Whatever their reservations about covering a hard rock song, we're going to go ahead and say that it's a good thing that Run-DMC ended up doing "Walk This Way"—mostly because we're not sure what the rap world would have looked like today if they hadn't. 

Who knows how that might have affected the popularity and musical careers of the rap artists who followed, like Eazy-E, Dr. Dre, 2Pac, the Wu Tang Clan, Jay-Z, and Kanye West?
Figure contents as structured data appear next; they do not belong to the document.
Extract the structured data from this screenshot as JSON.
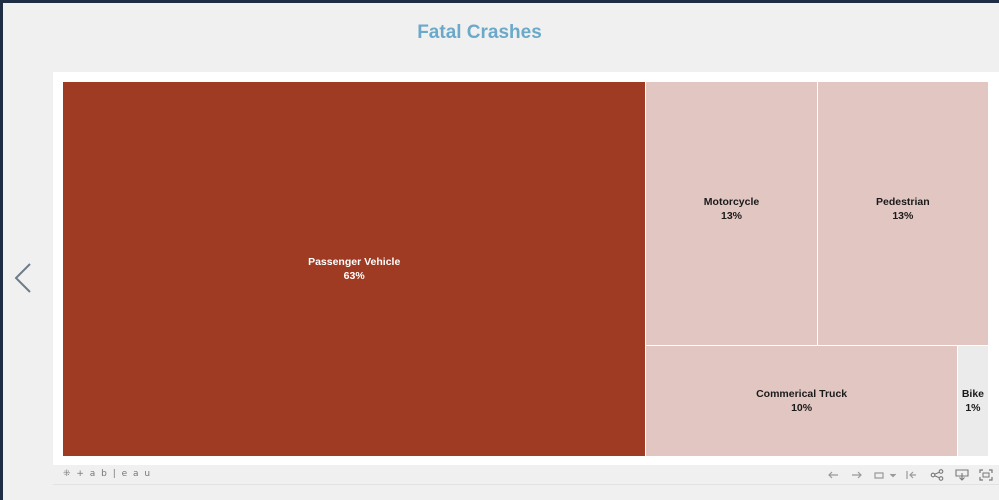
{
  "title": "Fatal Crashes",
  "brand": "⁜ + a b | e a u",
  "colors": {
    "primary": "#9e3b22",
    "secondary": "#e2c6c1",
    "minor": "#ebebeb",
    "title": "#6aa9c9"
  },
  "toolbar": {
    "icons": [
      "undo-icon",
      "redo-icon",
      "revert-icon",
      "pause-icon",
      "share-icon",
      "download-icon",
      "fullscreen-icon"
    ]
  },
  "chart_data": {
    "type": "treemap",
    "title": "Fatal Crashes",
    "items": [
      {
        "label": "Passenger Vehicle",
        "pct": "63%",
        "value": 63
      },
      {
        "label": "Motorcycle",
        "pct": "13%",
        "value": 13
      },
      {
        "label": "Pedestrian",
        "pct": "13%",
        "value": 13
      },
      {
        "label": "Commerical Truck",
        "pct": "10%",
        "value": 10
      },
      {
        "label": "Bike",
        "pct": "1%",
        "value": 1
      }
    ]
  }
}
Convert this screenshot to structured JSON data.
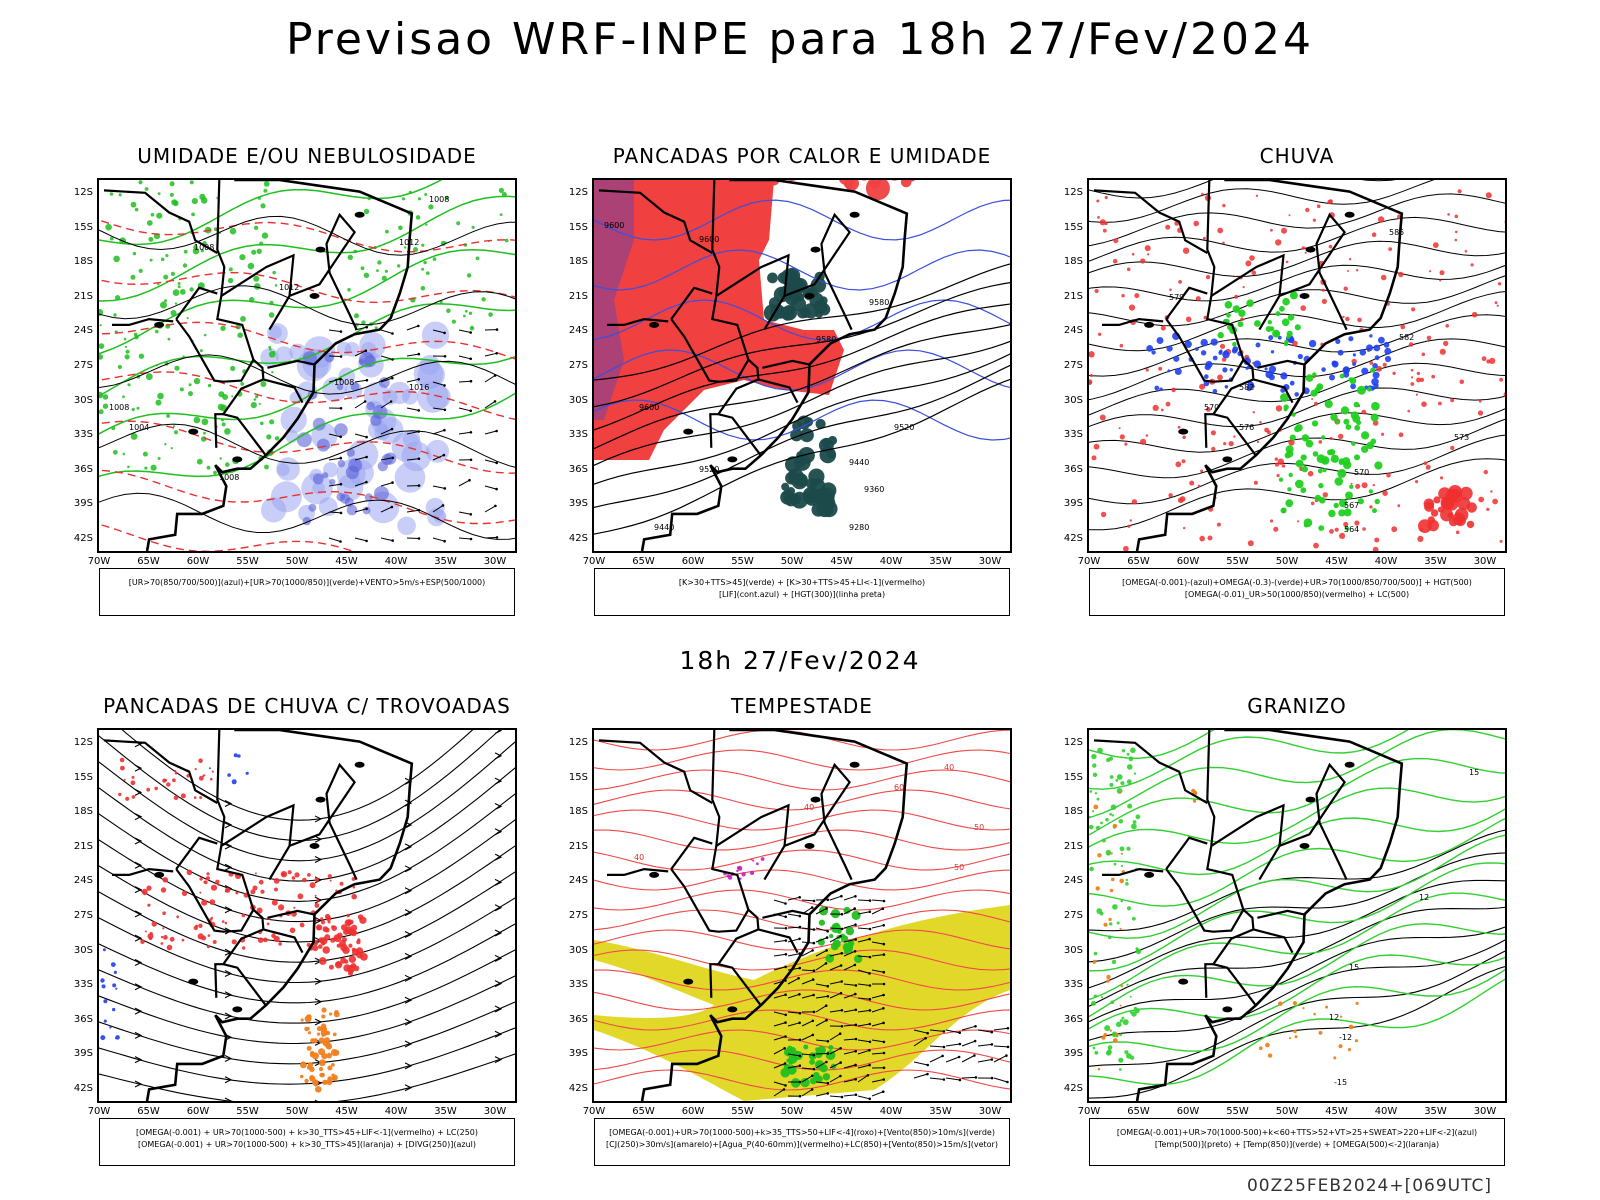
{
  "main_title": "Previsao WRF-INPE  para 18h 27/Fev/2024",
  "mid_title": "18h 27/Fev/2024",
  "run_stamp": "00Z25FEB2024+[069UTC]",
  "axis": {
    "lat_labels": [
      "12S",
      "15S",
      "18S",
      "21S",
      "24S",
      "27S",
      "30S",
      "33S",
      "36S",
      "39S",
      "42S"
    ],
    "lon_labels": [
      "70W",
      "65W",
      "60W",
      "55W",
      "50W",
      "45W",
      "40W",
      "35W",
      "30W"
    ]
  },
  "panels": [
    {
      "id": "umidade",
      "title": "UMIDADE E/OU NEBULOSIDADE",
      "legend": [
        "[UR>70(850/700/500)](azul)+[UR>70(1000/850)](verde)+VENTO>5m/s+ESP(500/1000)"
      ],
      "colors": {
        "humid_high": "#9aa6f0",
        "humid_low": "#1fbf1f",
        "thickness": "#e83030"
      },
      "isobar_labels": [
        "1008",
        "1008",
        "1012",
        "1012",
        "1008",
        "1016",
        "1008",
        "1004",
        "1008"
      ]
    },
    {
      "id": "pancadas_calor",
      "title": "PANCADAS POR CALOR E UMIDADE",
      "legend": [
        "[K>30+TTS>45](verde) + [K>30+TTS>45+LI<-1](vermelho)",
        "[LIF](cont.azul) + [HGT(300)](linha preta)"
      ],
      "colors": {
        "unstable": "#f04040",
        "moist": "#1c4a4a",
        "lif": "#3a4fe0"
      },
      "height_labels": [
        "9600",
        "9600",
        "9580",
        "9580",
        "9600",
        "9520",
        "9520",
        "9440",
        "9360",
        "9280",
        "9440"
      ]
    },
    {
      "id": "chuva",
      "title": "CHUVA",
      "legend": [
        "[OMEGA(-0.001)-(azul)+OMEGA(-0.3)-(verde)+UR>70(1000/850/700/500)] + HGT(500)",
        "[OMEGA(-0.01)_UR>50(1000/850)(vermelho) + LC(500)"
      ],
      "colors": {
        "blue": "#2040f0",
        "green": "#20d020",
        "red": "#f03030"
      },
      "height_labels": [
        "585",
        "582",
        "576",
        "573",
        "570",
        "567",
        "564",
        "570",
        "579",
        "582"
      ]
    },
    {
      "id": "trovoadas",
      "title": "PANCADAS DE CHUVA C/ TROVOADAS",
      "legend": [
        "[OMEGA(-0.001) + UR>70(1000-500) + k>30_TTS>45+LIF<-1](vermelho) + LC(250)",
        "[OMEGA(-0.001) + UR>70(1000-500) + k>30_TTS>45](laranja) + [DIVG(250)](azul)"
      ],
      "colors": {
        "red": "#f03030",
        "orange": "#f08020",
        "blue": "#2040f0"
      }
    },
    {
      "id": "tempestade",
      "title": "TEMPESTADE",
      "legend": [
        "[OMEGA(-0.001)+UR>70(1000-500)+k>35_TTS>50+LIF<-4](roxo)+[Vento(850)>10m/s](verde)",
        "[CJ(250)>30m/s](amarelo)+[Agua_P(40-60mm)](vermelho)+LC(850)+[Vento(850)>15m/s](vetor)"
      ],
      "colors": {
        "jet": "#e2d82a",
        "water": "#f04848",
        "wind": "#20c020",
        "purple": "#c020c0"
      },
      "contour_labels": [
        "40",
        "50",
        "40",
        "50",
        "60",
        "40"
      ]
    },
    {
      "id": "granizo",
      "title": "GRANIZO",
      "legend": [
        "[OMEGA(-0.001)+UR>70(1000-500)+k<60+TTS>52+VT>25+SWEAT>220+LIF<-2](azul)",
        "[Temp(500)](preto) + [Temp(850)](verde) + [OMEGA(500)<-2](laranja)"
      ],
      "colors": {
        "green": "#30d030",
        "orange": "#f08020"
      },
      "contour_labels": [
        "15",
        "12",
        "15",
        "12",
        "-12",
        "-15"
      ]
    }
  ]
}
This song was important to rock music, too. It helped Aerosmith, a behemoth hard rock band of the 1970s that had fallen on hard times, make a comeback and find their place in the 1980s. Without Run-DMC's take on "Walk This Way," Aerosmith frontman Steven Tyler almost certainly wouldn't be sitting among the judges on American Idol today.

On the Charts

"Walk This Way" made its way to #4 on the Billboard Hot 100 in 1986.

The 1987 Soul Train Music Award for Best Rap Single went home with both Aerosmith and Run-DMC for this single.

According to rock critics, the music video for "Walk This Way" is one of the best of all time. Rolling Stone named it the 11th best of all time in 1993, MTV put it at #5 in 1999, VH1 deemed it #11 two years later, and Fuse set it down at #24 in 2007.

Raising Hell took Run-DMC way mainstream in 1986, when it peaked at #3 in the U.S. Their two earlier albums, Run-DMC and King of Rock, topped out at #53 and #52, respectively.